Consolidating with interdisciplinary health care sectors allows hospices to branch out further upstream in reaching patients, stemming new referral sources through service diversification.
“If you’re a potential seller, what’s especially important is what creates the value and your revenue streams,” said Ted Cuppet, industry consultant and CPA at The Health Group. “We’re really looking for consistency and diversity so that we’re not necessarily too reliant on one source of revenue or another when it comes to referral places where patients are coming from.”
As leading providers in the industry continue to spread roots through mergers and acquisitions with their counterparts, the potential for end-of-life care to grow largely rests on aging demographics as the population moves through the untapped areas of health care.
“There’s still a ton of regional and multi-regional players out there that have not gone through a [consolidation] process,” said Palamara. “In terms of some of the macro-tailwinds that you’re seeing, some of them are pretty common sense.
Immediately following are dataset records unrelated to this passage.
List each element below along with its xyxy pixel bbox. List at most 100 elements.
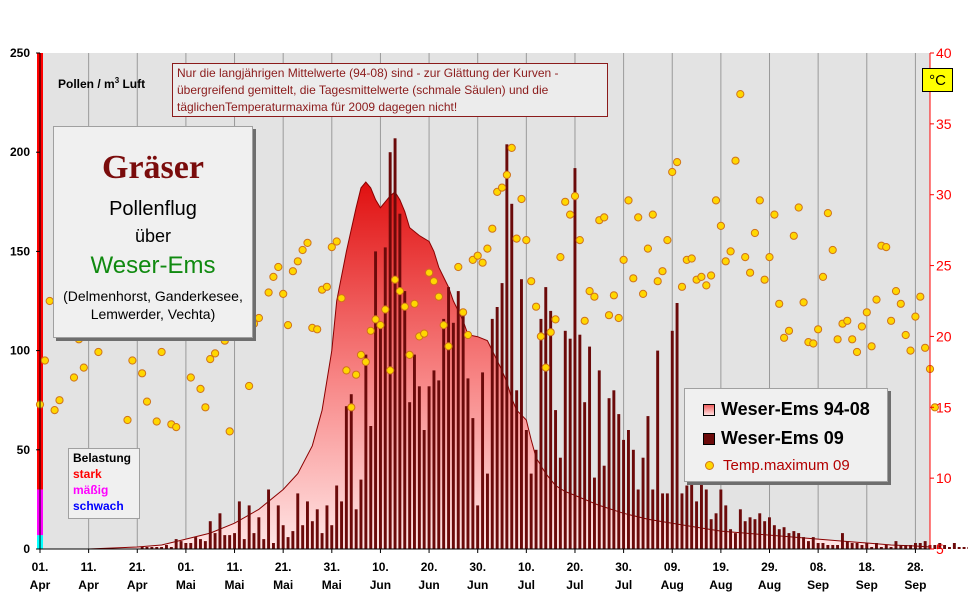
bar-day-149: [763, 521, 767, 549]
temp-point-174: [916, 292, 925, 301]
bar-day-162: [826, 545, 830, 549]
bar-day-46: [262, 539, 266, 549]
temp-point-169: [891, 287, 901, 296]
bar-day-140: [719, 489, 723, 549]
unit-suffix: Luft: [119, 77, 146, 91]
bar-day-116: [602, 465, 606, 549]
title-box: Gräser Pollenflug über Weser-Ems (Delmen…: [53, 126, 253, 338]
temp-point-34: [220, 336, 229, 345]
bar-day-179: [909, 545, 913, 549]
x-tick-day-4: 11.: [227, 560, 243, 574]
bar-day-84: [447, 287, 451, 549]
bar-day-167: [850, 543, 854, 549]
temp-point-133: [716, 221, 726, 230]
temp-point-79: [454, 262, 463, 272]
bar-day-72: [388, 152, 392, 549]
bar-day-138: [709, 519, 713, 549]
temp-point-111: [609, 291, 619, 300]
bar-day-187: [948, 547, 951, 549]
bar-day-68: [369, 426, 373, 549]
y-left-tick-label-4: 200: [10, 145, 30, 159]
bar-day-30: [184, 543, 188, 549]
temp-point-112: [614, 313, 623, 323]
bar-day-49: [276, 505, 280, 549]
x-tick-day-17: 18.: [858, 560, 875, 574]
temp-point-99: [551, 315, 560, 324]
temp-point-9: [79, 363, 88, 372]
y-axis-unit-label: Pollen / m3 Luft: [58, 76, 145, 91]
x-tick-day-2: 21.: [129, 560, 146, 574]
temp-point-120: [653, 277, 662, 286]
temp-point-61: [361, 357, 370, 366]
bar-day-92: [486, 473, 489, 549]
methodology-note: Nur die langjährigen Mittelwerte (94-08)…: [172, 63, 608, 117]
bar-day-148: [758, 513, 762, 549]
note-line-1: Nur die langjährigen Mittelwerte (94-08)…: [177, 66, 559, 80]
x-tick-day-18: 28.: [907, 560, 924, 574]
x-tick-month-7: Jun: [370, 578, 391, 592]
y-left-tick-label-0: 0: [23, 542, 30, 556]
bar-day-133: [685, 485, 689, 549]
temp-point-92: [517, 194, 526, 204]
legend-entry-mean: Weser-Ems 94-08: [703, 399, 870, 420]
bar-day-52: [291, 531, 295, 549]
bar-day-82: [437, 380, 441, 549]
temp-point-121: [658, 267, 667, 276]
bar-day-104: [544, 287, 548, 549]
bar-day-164: [836, 545, 840, 549]
bar-day-147: [753, 519, 757, 549]
temp-point-130: [702, 281, 711, 290]
bar-day-43: [247, 505, 251, 549]
x-tick-day-9: 30.: [469, 560, 486, 574]
bar-day-119: [617, 414, 621, 549]
bar-day-50: [281, 525, 285, 549]
bar-day-96: [505, 144, 509, 550]
bar-day-189: [957, 547, 961, 549]
temp-point-43: [274, 262, 283, 272]
bar-day-27: [169, 547, 173, 549]
temp-point-143: [765, 253, 774, 262]
temp-point-11: [94, 347, 103, 357]
temp-point-16: [123, 415, 132, 425]
bar-day-156: [797, 533, 801, 549]
bar-day-89: [471, 418, 475, 549]
temp-point-124: [673, 158, 682, 167]
bar-day-66: [359, 479, 363, 549]
bar-day-56: [310, 521, 314, 549]
bar-day-74: [398, 213, 402, 549]
bar-day-152: [777, 529, 781, 549]
temp-point-64: [376, 321, 385, 330]
bar-day-77: [413, 354, 416, 549]
x-tick-month-0: Apr: [30, 578, 51, 592]
x-tick-month-13: Aug: [661, 578, 684, 592]
bar-day-113: [588, 346, 592, 549]
temp-point-171: [901, 330, 910, 340]
temp-point-96: [536, 332, 546, 341]
x-tick-month-6: Mai: [322, 578, 342, 592]
x-tick-month-18: Sep: [904, 578, 926, 592]
bar-day-158: [807, 541, 810, 549]
temp-point-77: [439, 321, 448, 330]
temp-point-142: [760, 275, 769, 284]
bar-day-103: [539, 318, 543, 549]
bar-day-97: [510, 203, 514, 550]
year-bar-series: [140, 138, 968, 550]
temp-point-114: [624, 196, 633, 205]
temp-point-95: [532, 302, 541, 311]
bar-day-34: [203, 541, 207, 549]
note-line-3: täglichenTemperaturmaxima für 2009 dageg…: [177, 100, 458, 114]
legend-label-temp: Temp.maximum 09: [723, 457, 850, 474]
y-right-tick-label-3: 20: [936, 328, 952, 344]
x-tick-month-10: Jul: [518, 578, 535, 592]
temp-point-138: [741, 253, 750, 262]
bar-day-78: [417, 386, 421, 549]
bar-day-144: [738, 509, 742, 549]
temp-point-161: [852, 347, 862, 357]
temp-point-30: [196, 384, 205, 393]
temp-point-44: [279, 289, 288, 298]
temp-point-74: [425, 268, 434, 277]
y-left-tick-label-1: 50: [17, 443, 31, 457]
temp-point-118: [643, 244, 653, 253]
bar-day-109: [568, 338, 572, 549]
temp-point-85: [483, 244, 492, 253]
Look at the demographics and the acceleration of growth of that 75+ year old population, the folks that are eligible for hospice and home health care, the increased utilization of hospice and the education that’s being provided. That’s really driving folks to the end-of-life care setting. Both of these areas are hugely fragmented. The top 10 players in both home health and hospice probably only account for 15 to 25% of the overall market.”